I know it sounds sad but really I don’t want anyone to feel sorry for me. My health is the way it is because of my various medical conditions and my chronic pain. There’s nothing that I can do about it except what the doctors have recommended for me to do.
I try to move around as much as I can still every day even if it’s only for about 15–20 minutes per day. I know that the recommended amount is at least 30 minutes of moderate activity a day. I just don’t think that my body would be able to handle that much activity. I just have to focus on maintaining my current pain levels, which are still high, and make myself as comfortable as possible.
I can’t even really sit, or stand for too long either. Even though I hate it, I’m laying down in bed a lot. I’d rather be playing sports, running, or at least hiking. These are all things that I’d been able to do recently up until about four years ago before I went out of work.
In fact, I used to not only stand at the retail store for at least eight hours a day. I also walked to and from bus stops, sometimes climbing a hill to get to my store. I would also walk to and from the store when I could to get groceries. I didn’t have any major problems until I didn’t see the signs coming.
I started to feel it right before I was unable to work completely but I ignored the symptoms, instead opting to power through the day until I was unable to anymore. It sucks. I am only 40 years old. I’d really like to be able to be physically active still and keep up with some of my peers on the basketball court.
Those dreams are gone and were even before all of the health issues. I also blew my knee out in my 20s so my basketball-playing days have been long over given that I didn’t have proper medical access to a knee surgeon to get my torn MCL fixed. It’s still torn and out of place but scar tissue has healed around it and it is now stable, for the most part.
I have all of these dreams, goals, aspirations, and regrets, but as I said before, I have had to adjust my life constantly just to make the days pass to just allow me to manage the immense amount of pain that I experience every day. The thing is, I’m glad I have a great support system for my pain with my partner who also experiences chronic pain.
Mike has multiple sclerosis and fibromyalgia so he definitely knows what pain feels like and he’s helped me figure out what I can and can’t do every day. Every day feels like a challenge but if I make it through one more day and I don’t get too wracked by pain, I consider that a win.

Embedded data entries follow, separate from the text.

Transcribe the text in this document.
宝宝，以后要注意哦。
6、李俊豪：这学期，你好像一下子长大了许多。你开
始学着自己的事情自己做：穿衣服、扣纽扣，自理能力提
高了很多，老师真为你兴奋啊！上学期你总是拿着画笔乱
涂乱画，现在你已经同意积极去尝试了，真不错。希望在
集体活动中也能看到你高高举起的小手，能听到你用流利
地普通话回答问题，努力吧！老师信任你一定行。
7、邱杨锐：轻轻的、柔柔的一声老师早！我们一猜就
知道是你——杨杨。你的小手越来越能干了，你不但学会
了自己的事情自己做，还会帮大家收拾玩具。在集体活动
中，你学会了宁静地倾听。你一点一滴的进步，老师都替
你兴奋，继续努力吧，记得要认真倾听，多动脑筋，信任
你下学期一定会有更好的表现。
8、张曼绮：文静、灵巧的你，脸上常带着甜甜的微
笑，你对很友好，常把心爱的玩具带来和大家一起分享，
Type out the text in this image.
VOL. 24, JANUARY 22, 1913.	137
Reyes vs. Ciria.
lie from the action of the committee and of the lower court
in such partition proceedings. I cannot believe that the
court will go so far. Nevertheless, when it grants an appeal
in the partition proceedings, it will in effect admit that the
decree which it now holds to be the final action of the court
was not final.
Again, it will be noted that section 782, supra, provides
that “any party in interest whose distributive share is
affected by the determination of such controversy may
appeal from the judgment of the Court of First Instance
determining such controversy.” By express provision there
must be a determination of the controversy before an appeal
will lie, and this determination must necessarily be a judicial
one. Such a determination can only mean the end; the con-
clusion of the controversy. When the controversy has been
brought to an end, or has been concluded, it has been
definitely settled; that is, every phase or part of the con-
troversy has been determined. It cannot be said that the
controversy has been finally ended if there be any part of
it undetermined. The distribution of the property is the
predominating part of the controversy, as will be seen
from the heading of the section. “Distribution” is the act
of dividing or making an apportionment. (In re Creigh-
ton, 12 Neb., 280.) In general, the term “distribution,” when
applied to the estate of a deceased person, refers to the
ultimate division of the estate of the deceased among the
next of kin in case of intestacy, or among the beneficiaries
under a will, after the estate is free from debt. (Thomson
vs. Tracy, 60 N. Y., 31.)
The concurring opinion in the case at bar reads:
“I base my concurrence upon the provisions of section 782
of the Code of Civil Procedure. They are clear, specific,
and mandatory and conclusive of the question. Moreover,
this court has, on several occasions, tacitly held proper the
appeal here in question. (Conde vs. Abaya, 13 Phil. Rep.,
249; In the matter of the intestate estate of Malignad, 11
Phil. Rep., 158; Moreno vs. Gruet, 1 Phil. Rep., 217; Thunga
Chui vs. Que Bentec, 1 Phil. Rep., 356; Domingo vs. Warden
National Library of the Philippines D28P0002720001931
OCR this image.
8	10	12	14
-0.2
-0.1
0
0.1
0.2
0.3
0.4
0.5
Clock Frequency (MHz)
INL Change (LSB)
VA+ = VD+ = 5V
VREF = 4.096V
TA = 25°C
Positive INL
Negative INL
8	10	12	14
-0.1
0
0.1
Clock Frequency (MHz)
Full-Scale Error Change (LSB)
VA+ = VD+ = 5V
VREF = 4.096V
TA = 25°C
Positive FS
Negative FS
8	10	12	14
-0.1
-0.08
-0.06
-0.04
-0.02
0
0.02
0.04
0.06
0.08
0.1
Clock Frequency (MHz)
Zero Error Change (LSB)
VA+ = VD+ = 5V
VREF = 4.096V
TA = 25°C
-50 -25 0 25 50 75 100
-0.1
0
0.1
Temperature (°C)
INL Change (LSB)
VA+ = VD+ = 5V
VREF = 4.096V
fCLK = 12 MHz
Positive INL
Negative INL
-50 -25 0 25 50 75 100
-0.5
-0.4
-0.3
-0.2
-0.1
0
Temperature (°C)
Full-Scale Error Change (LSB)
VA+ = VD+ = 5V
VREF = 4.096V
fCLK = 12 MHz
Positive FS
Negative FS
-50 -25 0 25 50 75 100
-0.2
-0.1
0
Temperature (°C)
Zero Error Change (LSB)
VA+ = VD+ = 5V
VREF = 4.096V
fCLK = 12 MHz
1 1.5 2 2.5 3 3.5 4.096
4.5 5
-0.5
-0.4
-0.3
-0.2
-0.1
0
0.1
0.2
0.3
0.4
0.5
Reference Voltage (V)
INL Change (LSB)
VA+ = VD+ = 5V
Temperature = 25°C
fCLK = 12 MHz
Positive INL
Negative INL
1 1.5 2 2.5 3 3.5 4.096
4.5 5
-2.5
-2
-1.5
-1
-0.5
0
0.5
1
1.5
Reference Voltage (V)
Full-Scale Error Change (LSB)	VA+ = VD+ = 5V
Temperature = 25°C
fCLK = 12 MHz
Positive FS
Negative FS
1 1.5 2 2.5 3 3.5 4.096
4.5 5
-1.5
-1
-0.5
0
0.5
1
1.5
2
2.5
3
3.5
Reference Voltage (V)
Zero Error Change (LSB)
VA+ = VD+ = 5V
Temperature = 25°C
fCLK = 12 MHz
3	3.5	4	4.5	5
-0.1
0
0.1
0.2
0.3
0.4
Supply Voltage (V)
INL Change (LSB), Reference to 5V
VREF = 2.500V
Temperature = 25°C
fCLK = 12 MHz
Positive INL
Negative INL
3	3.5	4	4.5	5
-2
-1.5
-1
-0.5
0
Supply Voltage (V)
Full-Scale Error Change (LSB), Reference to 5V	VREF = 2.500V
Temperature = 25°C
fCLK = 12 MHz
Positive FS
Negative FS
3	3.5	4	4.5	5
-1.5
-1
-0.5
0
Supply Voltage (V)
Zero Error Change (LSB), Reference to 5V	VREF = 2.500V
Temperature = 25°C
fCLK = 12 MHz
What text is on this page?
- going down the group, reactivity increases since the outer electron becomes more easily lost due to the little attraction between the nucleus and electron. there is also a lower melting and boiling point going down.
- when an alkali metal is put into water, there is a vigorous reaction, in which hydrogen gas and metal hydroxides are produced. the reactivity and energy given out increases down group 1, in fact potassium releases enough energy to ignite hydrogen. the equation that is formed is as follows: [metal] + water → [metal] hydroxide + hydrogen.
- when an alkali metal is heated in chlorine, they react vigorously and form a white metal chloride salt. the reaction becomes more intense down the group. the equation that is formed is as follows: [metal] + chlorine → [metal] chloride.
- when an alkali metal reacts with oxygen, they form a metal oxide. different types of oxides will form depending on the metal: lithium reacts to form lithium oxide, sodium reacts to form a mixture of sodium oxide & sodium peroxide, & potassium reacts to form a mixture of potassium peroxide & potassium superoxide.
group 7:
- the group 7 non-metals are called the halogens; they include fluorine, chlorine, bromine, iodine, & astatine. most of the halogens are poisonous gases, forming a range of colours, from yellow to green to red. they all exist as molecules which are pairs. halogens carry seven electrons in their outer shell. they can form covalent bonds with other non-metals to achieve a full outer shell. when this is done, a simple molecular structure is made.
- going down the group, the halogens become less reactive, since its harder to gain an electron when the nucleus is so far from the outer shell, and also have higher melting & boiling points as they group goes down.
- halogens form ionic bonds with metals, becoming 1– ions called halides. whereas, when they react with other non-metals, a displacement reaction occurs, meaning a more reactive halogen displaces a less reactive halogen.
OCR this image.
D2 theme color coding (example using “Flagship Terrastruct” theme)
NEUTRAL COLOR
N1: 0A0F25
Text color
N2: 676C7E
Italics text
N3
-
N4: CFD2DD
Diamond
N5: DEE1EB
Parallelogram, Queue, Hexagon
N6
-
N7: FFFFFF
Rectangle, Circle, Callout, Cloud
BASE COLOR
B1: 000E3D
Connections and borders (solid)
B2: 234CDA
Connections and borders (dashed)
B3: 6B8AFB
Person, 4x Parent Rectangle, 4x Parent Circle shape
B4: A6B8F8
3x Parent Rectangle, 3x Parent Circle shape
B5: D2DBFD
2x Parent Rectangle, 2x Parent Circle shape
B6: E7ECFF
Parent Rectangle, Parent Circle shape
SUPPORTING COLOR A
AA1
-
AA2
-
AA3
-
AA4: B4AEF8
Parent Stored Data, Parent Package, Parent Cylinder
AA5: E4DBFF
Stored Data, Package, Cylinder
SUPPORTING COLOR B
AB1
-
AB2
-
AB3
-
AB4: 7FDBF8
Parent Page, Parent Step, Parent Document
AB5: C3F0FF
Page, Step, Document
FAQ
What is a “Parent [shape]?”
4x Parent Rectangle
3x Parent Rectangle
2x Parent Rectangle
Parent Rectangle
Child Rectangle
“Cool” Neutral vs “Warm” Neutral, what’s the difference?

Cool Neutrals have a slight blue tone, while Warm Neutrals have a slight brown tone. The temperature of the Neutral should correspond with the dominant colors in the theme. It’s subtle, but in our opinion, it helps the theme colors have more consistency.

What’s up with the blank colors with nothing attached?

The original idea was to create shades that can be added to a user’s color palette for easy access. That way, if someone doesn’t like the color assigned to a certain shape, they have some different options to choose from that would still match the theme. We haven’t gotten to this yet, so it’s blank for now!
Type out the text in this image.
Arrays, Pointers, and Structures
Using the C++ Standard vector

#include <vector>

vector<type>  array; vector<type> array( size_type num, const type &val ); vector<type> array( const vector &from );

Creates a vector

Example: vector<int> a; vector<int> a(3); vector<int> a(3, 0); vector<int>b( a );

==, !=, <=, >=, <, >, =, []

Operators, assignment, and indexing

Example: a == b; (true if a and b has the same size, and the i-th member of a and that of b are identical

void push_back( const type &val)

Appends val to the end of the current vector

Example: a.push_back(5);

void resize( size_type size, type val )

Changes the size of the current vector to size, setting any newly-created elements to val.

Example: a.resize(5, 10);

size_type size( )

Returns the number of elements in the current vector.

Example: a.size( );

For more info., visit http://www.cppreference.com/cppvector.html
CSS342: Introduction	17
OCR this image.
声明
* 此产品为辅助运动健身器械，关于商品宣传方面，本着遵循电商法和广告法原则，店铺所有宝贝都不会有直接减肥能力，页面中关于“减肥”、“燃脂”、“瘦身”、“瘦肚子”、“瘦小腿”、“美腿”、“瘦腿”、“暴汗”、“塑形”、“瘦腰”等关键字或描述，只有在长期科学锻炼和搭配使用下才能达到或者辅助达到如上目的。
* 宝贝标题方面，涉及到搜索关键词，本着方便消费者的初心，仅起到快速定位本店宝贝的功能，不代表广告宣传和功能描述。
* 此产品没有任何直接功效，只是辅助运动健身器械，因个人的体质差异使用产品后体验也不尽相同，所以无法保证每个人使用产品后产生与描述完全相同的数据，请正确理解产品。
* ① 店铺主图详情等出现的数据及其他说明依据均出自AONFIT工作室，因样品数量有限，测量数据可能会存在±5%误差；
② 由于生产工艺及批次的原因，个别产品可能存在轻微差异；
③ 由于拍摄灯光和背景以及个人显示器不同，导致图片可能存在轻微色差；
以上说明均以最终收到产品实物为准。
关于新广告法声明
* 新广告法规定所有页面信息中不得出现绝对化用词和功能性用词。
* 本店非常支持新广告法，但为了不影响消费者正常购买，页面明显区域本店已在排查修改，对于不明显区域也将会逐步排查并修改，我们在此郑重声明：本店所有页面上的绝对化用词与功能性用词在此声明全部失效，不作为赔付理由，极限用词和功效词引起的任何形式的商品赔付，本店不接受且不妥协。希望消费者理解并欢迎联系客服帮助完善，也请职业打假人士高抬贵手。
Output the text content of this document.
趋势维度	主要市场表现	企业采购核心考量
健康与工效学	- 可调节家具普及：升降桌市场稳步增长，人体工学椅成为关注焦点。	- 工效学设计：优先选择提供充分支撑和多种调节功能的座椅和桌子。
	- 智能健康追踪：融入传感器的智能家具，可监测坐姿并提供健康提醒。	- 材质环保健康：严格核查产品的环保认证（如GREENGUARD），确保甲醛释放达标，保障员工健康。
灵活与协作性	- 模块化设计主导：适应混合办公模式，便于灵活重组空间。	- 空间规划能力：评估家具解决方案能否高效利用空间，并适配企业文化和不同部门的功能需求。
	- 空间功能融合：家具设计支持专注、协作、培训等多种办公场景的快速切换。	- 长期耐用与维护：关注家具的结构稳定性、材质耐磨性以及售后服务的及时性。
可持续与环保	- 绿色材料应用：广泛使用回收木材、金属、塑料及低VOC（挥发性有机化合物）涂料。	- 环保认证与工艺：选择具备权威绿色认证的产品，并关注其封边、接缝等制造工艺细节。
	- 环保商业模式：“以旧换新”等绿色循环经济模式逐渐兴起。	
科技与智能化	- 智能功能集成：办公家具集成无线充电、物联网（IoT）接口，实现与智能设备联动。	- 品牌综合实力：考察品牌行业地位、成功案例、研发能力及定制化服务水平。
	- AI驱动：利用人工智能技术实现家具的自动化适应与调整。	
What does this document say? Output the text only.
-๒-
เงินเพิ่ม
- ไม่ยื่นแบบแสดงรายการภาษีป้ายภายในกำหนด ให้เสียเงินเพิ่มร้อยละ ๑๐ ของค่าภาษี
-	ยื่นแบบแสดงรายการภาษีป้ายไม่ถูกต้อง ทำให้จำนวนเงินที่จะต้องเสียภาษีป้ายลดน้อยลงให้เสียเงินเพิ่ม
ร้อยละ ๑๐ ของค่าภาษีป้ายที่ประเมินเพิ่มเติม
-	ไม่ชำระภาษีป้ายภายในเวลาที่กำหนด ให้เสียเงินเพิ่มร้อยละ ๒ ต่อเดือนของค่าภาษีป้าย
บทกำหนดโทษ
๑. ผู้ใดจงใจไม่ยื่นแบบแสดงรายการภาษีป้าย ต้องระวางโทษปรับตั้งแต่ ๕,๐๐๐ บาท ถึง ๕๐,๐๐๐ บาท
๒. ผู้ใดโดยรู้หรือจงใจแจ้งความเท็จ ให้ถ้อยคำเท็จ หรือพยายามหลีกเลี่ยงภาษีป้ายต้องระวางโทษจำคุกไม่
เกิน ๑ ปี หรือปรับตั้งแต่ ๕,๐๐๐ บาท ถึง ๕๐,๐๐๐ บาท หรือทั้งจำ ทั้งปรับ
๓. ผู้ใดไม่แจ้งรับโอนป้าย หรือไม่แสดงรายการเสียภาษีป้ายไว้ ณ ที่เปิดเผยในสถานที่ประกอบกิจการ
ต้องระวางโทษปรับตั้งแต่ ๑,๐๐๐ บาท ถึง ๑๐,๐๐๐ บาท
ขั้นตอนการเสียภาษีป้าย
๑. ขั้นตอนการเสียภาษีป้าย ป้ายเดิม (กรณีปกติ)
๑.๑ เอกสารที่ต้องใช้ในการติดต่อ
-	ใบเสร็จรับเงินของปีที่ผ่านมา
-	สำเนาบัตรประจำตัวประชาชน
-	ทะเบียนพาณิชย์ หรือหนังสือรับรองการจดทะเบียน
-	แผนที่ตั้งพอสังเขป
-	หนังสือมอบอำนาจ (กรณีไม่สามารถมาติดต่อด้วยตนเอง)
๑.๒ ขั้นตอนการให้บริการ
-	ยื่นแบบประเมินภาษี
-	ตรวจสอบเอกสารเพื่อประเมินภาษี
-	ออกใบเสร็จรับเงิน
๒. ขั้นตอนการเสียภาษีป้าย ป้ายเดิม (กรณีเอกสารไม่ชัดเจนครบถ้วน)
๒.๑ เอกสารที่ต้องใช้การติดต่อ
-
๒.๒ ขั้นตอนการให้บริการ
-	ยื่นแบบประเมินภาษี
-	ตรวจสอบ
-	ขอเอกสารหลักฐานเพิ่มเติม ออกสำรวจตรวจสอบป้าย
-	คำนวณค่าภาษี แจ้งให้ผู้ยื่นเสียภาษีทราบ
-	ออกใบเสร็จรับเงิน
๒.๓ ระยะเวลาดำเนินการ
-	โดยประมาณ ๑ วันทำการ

Oh, yeah, and then there’s that writing thing that I keep up with nearly daily. I’m glad that I have a setup that is modified and helps me get the words on the screen. I would be lost without it. I’m blessed that I have something to do during the day given that I can’t work and that this hobby has turned into so much more.
If I was just laying here all day and able to do nothing at all, my days would just run together and I would die of sheer boredom. Okay, it sounds like I’m exaggerating but it’s a real thing that people experience. Well, sort of. I kind of cheated by saying it exactly like that but I know that boredom certainly won’t help me survive in the long run.